Friday, April 10, 2015

ECDLP Over Fields of Small Characteristic

Last week Igor Semaev distributed a paper which seems to give a new, more efficient, algorithm to solve the Elliptic Curve Discrete Logarithm Problem (ECDLP) on curves defined over fields of small characteristic. This is important as such curves are used in a number of protocols and products. Whilst not devastating (yet), the algorithm does vindicate the communities preference for curves defined over large prime fields.

Recall the ECDLP is to solve the following equation for z,
$$ Q = [z] P $$
where $P$ and $Q$ are given points on the curve $E({\mathbb F}_q)$ over the field ${\mathbb F}_q$.

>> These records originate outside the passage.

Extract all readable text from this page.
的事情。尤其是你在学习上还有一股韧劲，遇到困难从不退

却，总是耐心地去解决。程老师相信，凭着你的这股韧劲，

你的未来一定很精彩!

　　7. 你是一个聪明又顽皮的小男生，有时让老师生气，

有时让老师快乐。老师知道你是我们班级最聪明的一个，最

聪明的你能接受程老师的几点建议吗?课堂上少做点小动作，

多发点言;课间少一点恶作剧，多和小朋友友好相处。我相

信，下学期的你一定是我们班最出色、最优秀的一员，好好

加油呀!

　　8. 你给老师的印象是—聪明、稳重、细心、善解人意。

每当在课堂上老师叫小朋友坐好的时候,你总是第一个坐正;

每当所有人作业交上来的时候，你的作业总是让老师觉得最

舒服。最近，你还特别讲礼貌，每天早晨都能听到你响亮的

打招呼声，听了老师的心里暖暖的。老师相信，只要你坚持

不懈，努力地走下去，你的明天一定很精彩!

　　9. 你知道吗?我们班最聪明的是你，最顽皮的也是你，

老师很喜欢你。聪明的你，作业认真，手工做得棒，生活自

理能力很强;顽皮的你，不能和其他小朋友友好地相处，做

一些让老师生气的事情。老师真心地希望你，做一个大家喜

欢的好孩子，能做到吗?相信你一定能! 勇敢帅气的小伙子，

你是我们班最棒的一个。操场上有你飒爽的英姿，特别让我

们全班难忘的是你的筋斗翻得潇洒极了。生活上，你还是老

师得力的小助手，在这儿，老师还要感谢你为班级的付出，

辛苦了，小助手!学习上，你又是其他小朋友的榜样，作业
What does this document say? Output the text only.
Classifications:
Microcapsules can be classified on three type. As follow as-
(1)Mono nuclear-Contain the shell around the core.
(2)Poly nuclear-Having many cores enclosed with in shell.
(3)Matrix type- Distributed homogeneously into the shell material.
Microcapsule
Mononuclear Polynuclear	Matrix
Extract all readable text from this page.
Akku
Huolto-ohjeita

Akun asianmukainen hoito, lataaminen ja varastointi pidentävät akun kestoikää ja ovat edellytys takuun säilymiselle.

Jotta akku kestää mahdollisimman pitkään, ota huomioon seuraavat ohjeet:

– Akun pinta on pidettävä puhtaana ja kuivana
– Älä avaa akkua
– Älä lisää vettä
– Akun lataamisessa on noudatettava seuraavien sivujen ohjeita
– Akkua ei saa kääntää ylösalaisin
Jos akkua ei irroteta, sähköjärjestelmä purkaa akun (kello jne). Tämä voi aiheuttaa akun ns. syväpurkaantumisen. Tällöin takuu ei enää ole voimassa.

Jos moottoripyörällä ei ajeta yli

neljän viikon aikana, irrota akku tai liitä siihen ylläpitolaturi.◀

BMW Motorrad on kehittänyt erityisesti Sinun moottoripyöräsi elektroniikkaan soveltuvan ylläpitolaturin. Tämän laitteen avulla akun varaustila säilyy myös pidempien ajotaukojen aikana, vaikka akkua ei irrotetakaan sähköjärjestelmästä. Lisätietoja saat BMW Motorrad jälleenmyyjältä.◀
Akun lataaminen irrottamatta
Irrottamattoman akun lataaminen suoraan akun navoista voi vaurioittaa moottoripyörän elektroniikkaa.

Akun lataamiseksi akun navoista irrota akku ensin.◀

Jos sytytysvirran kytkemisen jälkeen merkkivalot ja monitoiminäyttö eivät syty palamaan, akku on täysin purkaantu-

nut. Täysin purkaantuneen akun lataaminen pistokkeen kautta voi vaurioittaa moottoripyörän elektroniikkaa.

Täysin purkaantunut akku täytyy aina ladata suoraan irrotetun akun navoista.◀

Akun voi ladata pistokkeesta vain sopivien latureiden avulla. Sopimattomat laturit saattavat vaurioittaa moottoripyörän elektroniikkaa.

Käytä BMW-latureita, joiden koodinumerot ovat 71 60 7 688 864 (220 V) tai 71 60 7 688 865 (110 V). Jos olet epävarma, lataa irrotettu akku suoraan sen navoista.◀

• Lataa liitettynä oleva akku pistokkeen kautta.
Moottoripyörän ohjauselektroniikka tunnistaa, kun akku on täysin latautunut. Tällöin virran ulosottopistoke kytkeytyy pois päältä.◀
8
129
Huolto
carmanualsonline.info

Like many modern algorithms for the ECDLP over curves of small characteristic the algorithm makes use of the "summation polynomial". In particular it makes use of the third summation polynomial $S_3(x_1,x_2,x_3)$. This polynomial has a zero $(x_1,x_2,x_3)$ if and only if there exists $y$-coordinates $y_1,y_2$ and $y_3$ such that $P_i=(x_i,y_i)$ is a point on the curve and
$$ P_1+P_2+P_3 = {\mathcal O}$$.

The algorithm is very very simply, and is given by the following steps, (see page 4 of Semaev's paper).
  1. Pick an integer value $m$ and a subset $V$ of ${\mathbb F}_q$ of size $q^{1/m}$.
  2. Generate a set of "relations" as follows:
    1. Pick random  integers $u$ and $v$ and compute the point $R= [u] P + [v] Q$.  If $R={\mathcal O}$ then we immediately solve the ECDLP, so assume $R \ne {\mathcal O}$.  Write $R$ as $(R_X,R_Y)$
    2. If $R_X \in V$ then we have a relation $[u] P + [v] Q - R = {\mathcal O}$.
    3. For $t=2,\ldots,m$ try to solve the following system \begin{align*} S_3(u_1,x_1,x_2) &= 0 \\ S_3(u_i,u_{i+1},x_{i+2}) &=0 \mbox{  for } 1 \le i \le t-3 \\ S_3(u_{t-2},x_t,R_X)&=0 \end{align*} for $x_1,\ldots,x_t \in V$ and $u_1,\ldots,u_{t-2} \in {\mathbb F}_q$.
    4. If successful we can find $y_1,\ldots,y_t \in {\mathbb F}_q$ such that $$(x_1,y_1) + (x_2,y_2) + \ldots + (x_t,y_t) + [u] P + [v] Q = {\mathcal O}$$.
  3. As soon as we have enough relations we can solve for $z$ using linear algebra. 
The last step is standard in so called "index calculus" algorithms. The key innovation is in the second step. The idea is that we try to solve the system defined by the $S_3$ summation polynomials; which have low degree; rather than attack the $S_m$ polynomial in one go.  Semaev provides strong evidence that this step will be amenable to so called Grobner Basis algorithms; by analysing the "first fall degree" assumption for such a system. 
The expectation is that this method will be able to "break" various curves in small characteristic currently defined in cryptographic standards. I expect experimental validation of this expectation, or a reason why such experiments fail, to come in the next few months.